Another prepare-ahead recipe – this time one for breakfast!
Can you tell that I have to do a lot of weekend freezer cooking to better cope with my new daily commute downtown?!?
- 1 can refrigerated pizza crust dough (you can make from scratch – I didn’t)
- Cooking spray
- 1 T olive oil
- 1/4 c chopped onion
- 4 oz sausage
- 2 chopped jalapeno pepper (remove seeds if you like)
- 2 eggs, lightly beaten
- 1/2 c shredded cheddar cheese
Preheat oven to 425F. Unroll dough onto a baking sheet coated with cooking spray; pat into a 15×10″ rectangle. Heat oil in a large skillet over medium heat. Add onion and sausage, cook 9 minutes or until lightly browned. Stir in eggs; cook 1.5 minutes or until set. Remove from heat. Sprinkle cheese lengthwise down center of dough, leaving about a 2.5″ border on each side. Spoon egg mixture evenly over cheese. Top with jalapenos. Make 2″-long diagonal cuts about 1″ apart on both sides of dough to within 1/2″ of filling using a sharp knife of kitchen shears. Arrange strips over filling, alternating strips diagonally over filling. Press ends under to seal. Bake for 15 minutes or until golden brown. Serves 6
If you make this ahead, bake for 7 minutes. Remove from oven, allow to full cool. Place inside freezer bag, remove air, and store. When ready to bake, remove from freezer, thaw for 20 minutes, then bake in 425F oven for 15 minutes or until heated through.
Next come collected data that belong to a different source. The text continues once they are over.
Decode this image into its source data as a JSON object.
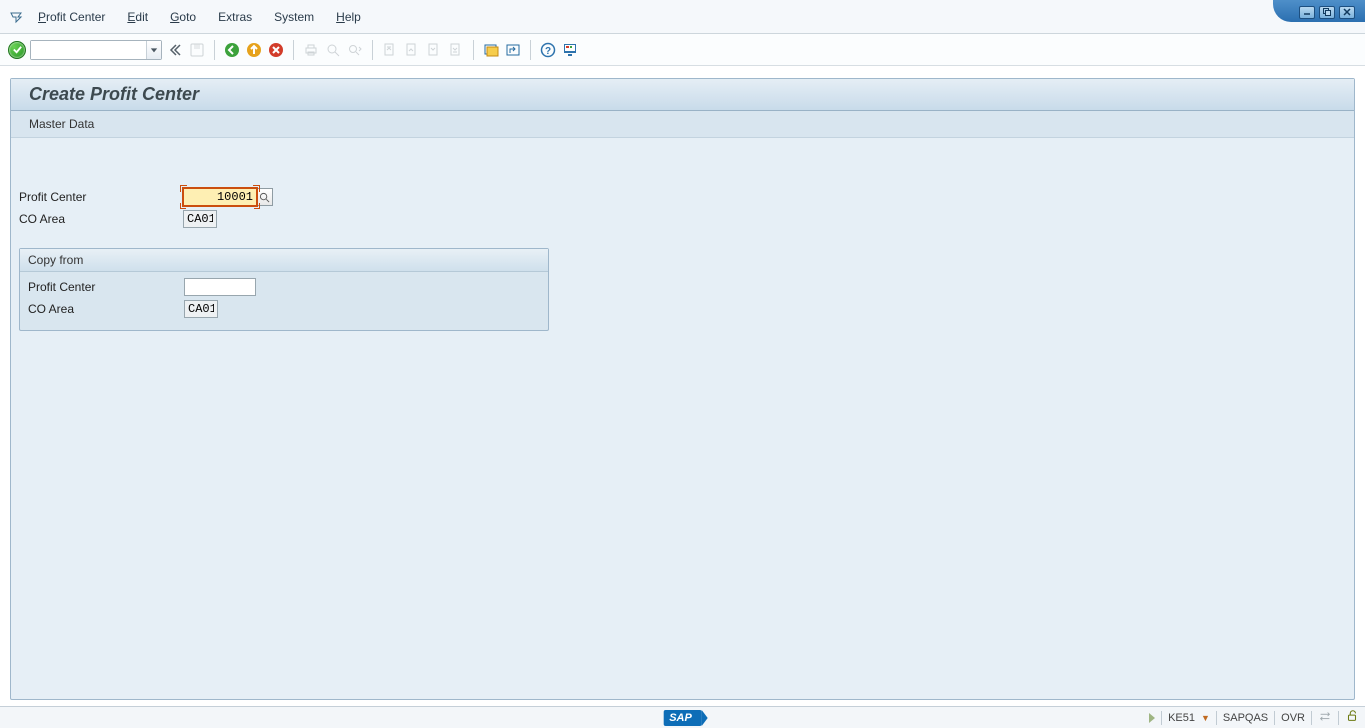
{
  "menu": {
    "items": [
      {
        "text": "Profit Center",
        "ul": "P"
      },
      {
        "text": "Edit",
        "ul": "E"
      },
      {
        "text": "Goto",
        "ul": "G"
      },
      {
        "text": "Extras",
        "ul": ""
      },
      {
        "text": "System",
        "ul": ""
      },
      {
        "text": "Help",
        "ul": "H"
      }
    ]
  },
  "page": {
    "title": "Create Profit Center",
    "subnav": "Master Data"
  },
  "form": {
    "profit_center_label": "Profit Center",
    "profit_center_value": "10001",
    "co_area_label": "CO Area",
    "co_area_value": "CA01"
  },
  "copy_from": {
    "head": "Copy from",
    "profit_center_label": "Profit Center",
    "profit_center_value": "",
    "co_area_label": "CO Area",
    "co_area_value": "CA01"
  },
  "status": {
    "tcode": "KE51",
    "system": "SAPQAS",
    "mode": "OVR",
    "logo": "SAP"
  }
}
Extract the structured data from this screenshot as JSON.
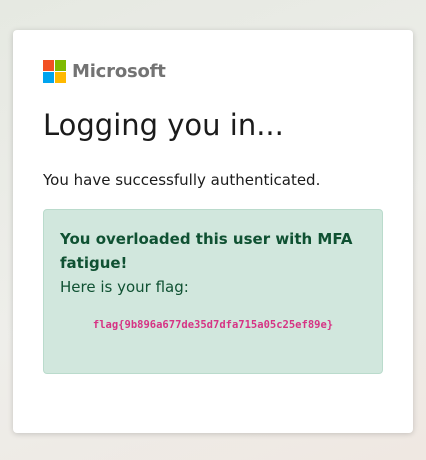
{
  "brand": {
    "name": "Microsoft",
    "colors": [
      "#f25022",
      "#7fba00",
      "#00a4ef",
      "#ffb900"
    ]
  },
  "page": {
    "title": "Logging you in...",
    "subtitle": "You have successfully authenticated."
  },
  "alert": {
    "heading": "You overloaded this user with MFA fatigue!",
    "text": "Here is your flag:",
    "flag": "flag{9b896a677de35d7dfa715a05c25ef89e}",
    "background_color": "#d1e7dd",
    "text_color": "#0f5132",
    "flag_color": "#d63384"
  }
}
I haven’t tried making a jalapeno-sausage braid, so I’m going to do this for a change. My kids love sausages, so they might love this one too. It’s time for me to serve them a new appetizer. :’) I'm excited!
I think you'll like it – the flavors are good and you can always use a milder sausage and/or omit the jalapenos for your kids if needed.